Bir diğer kırılma, genel yayın yönetmenleri, editörler, site sahipleri mecrasındandır. Çoğulculuk adına vazgeçtikleri kalitenin, esteğin bedelini henüz ödememiş Anadolu basını henüz gerçekleştiremediği estetik devriminin bedelini ancak okur vicdanlarında ödemektedir. Bu bedelin henüz maddiyat bahsinde esamesi okunmamaktadır.  Şahsen biliyorum, hocanın üzerinde ısrarla durduğu, italik bölümler, satır dizaynları, kalın puntolar, editörler açısından görsel kalem cambazlığından ibarettir, anlam içermez.

Kendilerinin devlet dizaynındaki okullarda öğrencileri olmadığım ama rahle-i tedrislerinde lisans öğrenciliğimden bu yana ilk mektebi aşamamış, sınıf tekrarlarıyla okulu uzatan talebeleri olduğum, Şaban Sağlık, Şahin Köktürk, Dursun Ali Tökel üçlüsünün sonuncusu değerli hocam. Uzak durmak iyidir esasında. Malum; her temas bir iz bırakır. Aynı mecrada olmak çoğu zaman benzeştirir sizi. Tanınmaz hale geliversiniz ansızın. Oysa düşüncenin, yazının mecrası kendini bulur. Okuyan, yazan, konuşan ve yapan bir eylem adamı olarak kalbinizi korumak vicdanınızı rahatlatmak adına okuru öksüz bırakmamak lazımdır.

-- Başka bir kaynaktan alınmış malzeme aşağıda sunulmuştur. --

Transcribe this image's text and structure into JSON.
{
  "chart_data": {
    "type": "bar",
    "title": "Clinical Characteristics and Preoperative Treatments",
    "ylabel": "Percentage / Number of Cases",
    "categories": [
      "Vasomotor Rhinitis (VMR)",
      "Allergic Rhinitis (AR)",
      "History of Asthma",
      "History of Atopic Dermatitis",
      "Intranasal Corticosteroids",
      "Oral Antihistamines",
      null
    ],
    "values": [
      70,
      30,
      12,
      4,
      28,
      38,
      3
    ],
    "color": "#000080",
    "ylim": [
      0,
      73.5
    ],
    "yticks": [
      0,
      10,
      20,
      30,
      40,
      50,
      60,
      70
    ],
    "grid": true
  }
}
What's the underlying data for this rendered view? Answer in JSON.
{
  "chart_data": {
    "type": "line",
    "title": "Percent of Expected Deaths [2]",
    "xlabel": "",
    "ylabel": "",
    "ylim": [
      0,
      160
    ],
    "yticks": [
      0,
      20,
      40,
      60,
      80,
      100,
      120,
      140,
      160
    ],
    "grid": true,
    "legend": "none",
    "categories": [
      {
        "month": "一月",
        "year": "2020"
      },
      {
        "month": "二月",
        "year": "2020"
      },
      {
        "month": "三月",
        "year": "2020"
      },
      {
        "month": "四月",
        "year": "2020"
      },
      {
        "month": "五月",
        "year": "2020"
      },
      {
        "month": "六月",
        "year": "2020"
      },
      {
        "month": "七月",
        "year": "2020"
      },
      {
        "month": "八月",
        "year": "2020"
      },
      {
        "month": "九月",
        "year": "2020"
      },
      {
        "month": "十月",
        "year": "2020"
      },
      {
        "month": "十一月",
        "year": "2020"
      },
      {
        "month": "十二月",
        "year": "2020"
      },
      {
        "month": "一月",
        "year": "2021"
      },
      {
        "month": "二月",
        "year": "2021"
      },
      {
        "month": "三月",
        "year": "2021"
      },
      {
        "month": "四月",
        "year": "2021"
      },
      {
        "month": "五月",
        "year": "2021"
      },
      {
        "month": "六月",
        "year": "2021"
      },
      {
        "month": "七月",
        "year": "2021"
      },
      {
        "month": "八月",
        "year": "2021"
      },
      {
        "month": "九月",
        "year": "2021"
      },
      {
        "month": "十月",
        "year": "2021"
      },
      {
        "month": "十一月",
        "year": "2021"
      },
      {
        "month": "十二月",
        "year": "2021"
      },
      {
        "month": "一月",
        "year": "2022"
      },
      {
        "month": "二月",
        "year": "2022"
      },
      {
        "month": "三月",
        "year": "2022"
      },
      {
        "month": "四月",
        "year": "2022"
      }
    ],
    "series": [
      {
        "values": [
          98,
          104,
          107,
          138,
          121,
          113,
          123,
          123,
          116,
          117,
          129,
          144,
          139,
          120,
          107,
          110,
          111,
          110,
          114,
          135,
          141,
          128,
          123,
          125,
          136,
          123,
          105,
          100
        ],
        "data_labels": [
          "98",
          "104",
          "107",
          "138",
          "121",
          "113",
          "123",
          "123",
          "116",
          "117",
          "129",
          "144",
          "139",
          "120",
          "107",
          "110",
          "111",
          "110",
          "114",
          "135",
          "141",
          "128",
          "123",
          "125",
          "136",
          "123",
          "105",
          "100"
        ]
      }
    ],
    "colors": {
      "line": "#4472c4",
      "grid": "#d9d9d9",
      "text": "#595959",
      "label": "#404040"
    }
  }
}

Söylediklerinize “O söylüyorsa” gözüyle baktığımız sayın hocam. Kaç kez yazılarınızı paylaştım. Kaç kez tavsiye edip, derslerimde konu ettim. Mesela;  “Menkıbelerle dersi süslerdik, ama menkıbelerle hakikat inşasına kalkmazdık!”, “Hazzını bütün erdemlerin ötesinde gören insan, kendi çıkarlarına dokunulduğunda nasıl da hayvanlaşır!”, “Duygularımızın esiri olursak, duygumuzun oyuncağı oluruz, onları kontrol edersek şerlerinden emin oluruz, amma eğer onları transfer edersek o zaman onların efendisi oluruz.” Her biri ayrı bir derinlik taşıyan estetikle bütünleşmiş yazılar. Şimdi okura eski metinleri dönüp dönüp okumak mı düşecektir.?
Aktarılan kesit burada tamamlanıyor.